It snowed again. And Miss Willow showed me how to be beautifully sad. Weeping magnificently Like Willows Do. Bending, not breaking.
Winter returned. As a blanket. Something warming. Like familiar things are. I suppose the longer Winter lasts, the more I will come to know and respect it.
There were so many comments on yesterday's post. So many stories. I like when that happens. I am thinking about fear today. How it is so much analyzed. How we so often look at the negative aspects of it. Try to overcome it. Avoid it. But it does imply a kind of sense. A sense of survival. The ability to recognize something. Even if it is a little bit about ourselves. Our connection to change in a sense. Uncertainty. I think it prepares us to delve into the unforeseen. And in all honesty we carry it with us, fear, although sometimes I think we are afraid to say it.
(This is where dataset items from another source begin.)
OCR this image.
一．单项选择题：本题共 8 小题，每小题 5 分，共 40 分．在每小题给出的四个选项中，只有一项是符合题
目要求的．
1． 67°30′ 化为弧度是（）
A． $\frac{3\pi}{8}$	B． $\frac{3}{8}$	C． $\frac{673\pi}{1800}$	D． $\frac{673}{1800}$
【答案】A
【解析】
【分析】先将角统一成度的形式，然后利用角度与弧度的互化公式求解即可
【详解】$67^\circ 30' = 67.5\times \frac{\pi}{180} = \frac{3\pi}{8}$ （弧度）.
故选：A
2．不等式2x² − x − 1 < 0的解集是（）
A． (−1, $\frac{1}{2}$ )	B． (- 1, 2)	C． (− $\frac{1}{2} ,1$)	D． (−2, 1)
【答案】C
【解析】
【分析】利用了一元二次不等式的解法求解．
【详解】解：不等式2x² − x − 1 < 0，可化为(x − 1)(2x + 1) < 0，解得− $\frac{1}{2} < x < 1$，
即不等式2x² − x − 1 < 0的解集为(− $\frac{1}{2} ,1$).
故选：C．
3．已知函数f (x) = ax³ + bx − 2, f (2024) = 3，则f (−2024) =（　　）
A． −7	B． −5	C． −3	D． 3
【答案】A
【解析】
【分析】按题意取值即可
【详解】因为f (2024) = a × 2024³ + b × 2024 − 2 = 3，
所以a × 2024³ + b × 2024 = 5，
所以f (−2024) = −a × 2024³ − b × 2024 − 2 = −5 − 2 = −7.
Or mask it with some philosophy about it. The fear of fear is what it becomes. Fear is OK. If you understand it. It leads to the urge to confront it. Which is not to eliminate it but to stand there in spite of it. To get through. Fear is part of the nature of the beast, the seed of courage.
Mom is not afraid of death. Neither am I. I think we are afraid of how that might happen. The dying part. It wasn't easy for Dad. And though she doesn't remember much these days. She remembers that. And I can't take that from her. And so it is all so tangled up. But true stories are the most amazing. How it really goes. Like it will.